School is precisely where the initiative will begin. RIRRC is kicking off things immediately by distributing free standardized labels to every public school in Rhode Island. Beginning in July, RIRRC will also provide free labels for recycling bins to every state agency, and to municipalities for use in municipal buildings and other public spaces. Private businesses and institutions, including private schools, will also have access to free labels at that time, if they pledge to fully participate in RI’s recycling program.

“Through such initiatives as the Green Ribbon Schools program and through our school-construction regulations that require dedicated space within new school buildings for recycling, Rhode Island schools have been environmental leaders,” remarked Ken Wagner, Rhode Island Education Commissioner. “Many Rhode Island educators work with their students on a variety of recycling projects to help their schools and their communities. Our students and educators are proud to lead the way toward recycling right.”
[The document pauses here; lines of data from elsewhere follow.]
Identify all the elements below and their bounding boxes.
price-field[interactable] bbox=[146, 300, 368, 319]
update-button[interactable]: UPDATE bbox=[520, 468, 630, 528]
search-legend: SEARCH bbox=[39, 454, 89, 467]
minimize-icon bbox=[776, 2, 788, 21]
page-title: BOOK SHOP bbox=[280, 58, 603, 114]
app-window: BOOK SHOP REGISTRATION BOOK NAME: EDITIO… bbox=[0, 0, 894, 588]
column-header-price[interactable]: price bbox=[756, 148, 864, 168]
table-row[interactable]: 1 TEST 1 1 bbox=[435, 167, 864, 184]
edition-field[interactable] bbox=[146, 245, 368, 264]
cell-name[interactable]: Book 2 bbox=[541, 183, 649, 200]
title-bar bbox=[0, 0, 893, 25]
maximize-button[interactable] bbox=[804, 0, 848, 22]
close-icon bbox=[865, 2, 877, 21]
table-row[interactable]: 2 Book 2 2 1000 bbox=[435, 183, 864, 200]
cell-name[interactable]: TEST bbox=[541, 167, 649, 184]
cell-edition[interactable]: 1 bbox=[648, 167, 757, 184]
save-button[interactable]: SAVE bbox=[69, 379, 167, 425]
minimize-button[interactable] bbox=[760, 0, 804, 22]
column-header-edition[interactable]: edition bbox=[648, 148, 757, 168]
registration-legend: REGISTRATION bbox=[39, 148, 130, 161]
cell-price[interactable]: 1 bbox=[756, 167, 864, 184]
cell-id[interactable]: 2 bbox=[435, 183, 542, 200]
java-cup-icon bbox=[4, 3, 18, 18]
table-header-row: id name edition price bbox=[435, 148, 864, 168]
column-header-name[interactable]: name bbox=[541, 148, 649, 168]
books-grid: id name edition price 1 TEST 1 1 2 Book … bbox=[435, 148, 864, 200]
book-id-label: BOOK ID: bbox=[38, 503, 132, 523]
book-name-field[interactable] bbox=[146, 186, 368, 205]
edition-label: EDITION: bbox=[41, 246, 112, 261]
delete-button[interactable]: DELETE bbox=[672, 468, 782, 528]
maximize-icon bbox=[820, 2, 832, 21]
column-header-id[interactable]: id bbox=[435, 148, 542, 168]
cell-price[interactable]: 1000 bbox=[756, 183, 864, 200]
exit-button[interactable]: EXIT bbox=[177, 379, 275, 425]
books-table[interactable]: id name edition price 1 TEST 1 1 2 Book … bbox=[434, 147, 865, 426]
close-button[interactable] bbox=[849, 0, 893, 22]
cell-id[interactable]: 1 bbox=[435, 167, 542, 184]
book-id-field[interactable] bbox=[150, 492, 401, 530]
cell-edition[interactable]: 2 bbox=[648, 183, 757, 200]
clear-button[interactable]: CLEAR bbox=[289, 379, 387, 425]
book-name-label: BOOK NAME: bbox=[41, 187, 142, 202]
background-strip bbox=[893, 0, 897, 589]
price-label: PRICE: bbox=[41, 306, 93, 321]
As the standardized labels make their way onto bins across the state, RIRRC hopes seeing them repeatedly will help to reinforce the most essential recycling rules, and therefore, good recycling habits. “We have a vision,” says Noiseux, “of a day where every child growing up in Rhode Island sees the same, basic, consistent recycling message on bins across Rhode Island—at  home, at school, at the park, at the mall, and eventually, at work.”